The Reason Saltier Cheeses Don't Make For A Good Sauce

A cheese sauce is a beautiful thing when it's done right. Whether it's queso or a fancy mornay, the best cheese sauces are smooth and creamy while still being thick enough to coat the side of a chip or french fry. Unfortunately, a lot of things can go wrong when you're making this dip, from it congealing into a rubbery paste or ending up gritty and grainy. And the surefire way to end up with these results is to start with the wrong kind of cheese. In particular, salty varieties are notoriously bad at melting.

It's not so much the sodium itself that messes with the melting, as it is the aging that creates salty cheeses. Salty, aged varieties gradually lose moisture, which is why older cheeses like Parmigiano Reggiano are more solid and have such a concentrated flavor. Moisture is extremely important in getting the right texture for a cheese sauce because it needs to maintain a balance between water and fat to stay smooth. With enough moisture, a cheese can melt without breaking down structurally. However, in the low-moisture salty kinds, there isn't enough water to maintain the balance of the emulsion at high temperatures, so the cheese separates without melting.

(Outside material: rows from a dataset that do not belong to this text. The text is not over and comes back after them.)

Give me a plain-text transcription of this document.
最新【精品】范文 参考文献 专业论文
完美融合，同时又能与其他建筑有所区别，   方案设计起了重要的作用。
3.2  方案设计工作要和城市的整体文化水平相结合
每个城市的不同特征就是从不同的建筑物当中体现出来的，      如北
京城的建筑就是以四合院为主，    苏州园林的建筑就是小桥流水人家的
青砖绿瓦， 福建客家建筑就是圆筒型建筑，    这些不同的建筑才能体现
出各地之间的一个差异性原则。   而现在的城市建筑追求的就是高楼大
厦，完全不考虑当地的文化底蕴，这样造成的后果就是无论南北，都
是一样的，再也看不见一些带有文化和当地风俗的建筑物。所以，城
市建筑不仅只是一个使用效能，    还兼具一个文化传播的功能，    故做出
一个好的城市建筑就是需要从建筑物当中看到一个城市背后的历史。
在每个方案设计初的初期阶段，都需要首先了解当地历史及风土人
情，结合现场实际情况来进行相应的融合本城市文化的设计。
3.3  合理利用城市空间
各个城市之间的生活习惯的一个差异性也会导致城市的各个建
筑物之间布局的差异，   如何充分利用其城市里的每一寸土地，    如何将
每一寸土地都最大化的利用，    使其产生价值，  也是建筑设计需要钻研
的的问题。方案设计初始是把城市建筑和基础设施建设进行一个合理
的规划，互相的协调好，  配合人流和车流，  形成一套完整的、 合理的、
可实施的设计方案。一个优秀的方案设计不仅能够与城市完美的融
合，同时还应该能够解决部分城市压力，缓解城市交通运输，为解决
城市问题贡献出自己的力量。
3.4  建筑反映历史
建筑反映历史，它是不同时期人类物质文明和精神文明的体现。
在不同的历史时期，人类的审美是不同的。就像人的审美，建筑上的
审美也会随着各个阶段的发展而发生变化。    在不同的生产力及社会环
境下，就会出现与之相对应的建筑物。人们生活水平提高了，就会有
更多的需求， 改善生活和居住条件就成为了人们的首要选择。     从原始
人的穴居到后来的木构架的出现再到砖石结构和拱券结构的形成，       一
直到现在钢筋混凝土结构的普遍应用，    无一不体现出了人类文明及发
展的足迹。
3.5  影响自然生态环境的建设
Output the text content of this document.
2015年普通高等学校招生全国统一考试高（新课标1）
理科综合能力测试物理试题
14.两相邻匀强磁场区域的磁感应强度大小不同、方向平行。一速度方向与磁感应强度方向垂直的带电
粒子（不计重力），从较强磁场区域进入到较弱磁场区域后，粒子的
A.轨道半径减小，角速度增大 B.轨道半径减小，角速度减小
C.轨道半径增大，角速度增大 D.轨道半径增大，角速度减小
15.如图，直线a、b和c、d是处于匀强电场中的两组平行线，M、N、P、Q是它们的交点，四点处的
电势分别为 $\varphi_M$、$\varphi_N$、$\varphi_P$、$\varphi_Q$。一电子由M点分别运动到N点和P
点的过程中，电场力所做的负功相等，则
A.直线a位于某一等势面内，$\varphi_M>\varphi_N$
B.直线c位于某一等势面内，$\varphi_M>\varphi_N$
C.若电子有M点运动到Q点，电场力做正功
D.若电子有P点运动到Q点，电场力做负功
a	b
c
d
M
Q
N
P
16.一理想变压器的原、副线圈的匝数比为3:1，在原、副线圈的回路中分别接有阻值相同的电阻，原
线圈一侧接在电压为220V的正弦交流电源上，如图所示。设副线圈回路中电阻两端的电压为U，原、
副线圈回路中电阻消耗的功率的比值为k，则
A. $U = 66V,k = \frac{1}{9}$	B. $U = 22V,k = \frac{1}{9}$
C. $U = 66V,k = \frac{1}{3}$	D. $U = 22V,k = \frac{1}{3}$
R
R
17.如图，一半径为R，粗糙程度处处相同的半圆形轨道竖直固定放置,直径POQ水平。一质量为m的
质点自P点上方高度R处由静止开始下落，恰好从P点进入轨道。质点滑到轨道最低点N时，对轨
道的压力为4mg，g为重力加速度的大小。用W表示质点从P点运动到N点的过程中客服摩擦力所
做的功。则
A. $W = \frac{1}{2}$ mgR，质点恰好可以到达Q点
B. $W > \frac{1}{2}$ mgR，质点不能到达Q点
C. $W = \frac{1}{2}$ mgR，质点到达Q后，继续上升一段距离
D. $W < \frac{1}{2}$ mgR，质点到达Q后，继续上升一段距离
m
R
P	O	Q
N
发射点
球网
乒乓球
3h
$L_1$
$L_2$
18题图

Salty cheeses have gone through aging that breaks them down

So, if you're looking for a cheese that will turn into a perfect sauce, you want to find something younger, softer, and with higher moisture. The one category that's an exception is really fresh milky cheeses like ricotta and feta; these have extra acid that inhibits melting, so avoid them. Instead, aim for semi-soft cheeses like younger cheddar, jack, or the melting all-star: American. If you want a unique flavor for your sauce while still getting a smooth, creamy finish, young Gouda and Gruyère are great options too. The one common melting cheese that actually isn't ideal for cheese sauce is mozzarella, which is produced in a way that makes it get stretchy when heated rather than becoming a gooey liquid.

That doesn't mean you can't use salty cheeses at all in a cheese sauce, but you either need to use them in a supporting role, or bring in extra ingredients to account for the loss of moisture and structure. You can use a good melter like those mentioned above for the majority of your cheese, and grate in Parmesan or aged cheddar as a complement. Adding liquid or starch, through milk or a roux, can also help keep sauces with salty cheeses smooth and stable. But as a general rule, if you want a luxuriously smooth cheese sauce, keep the salty cheese to a minimum.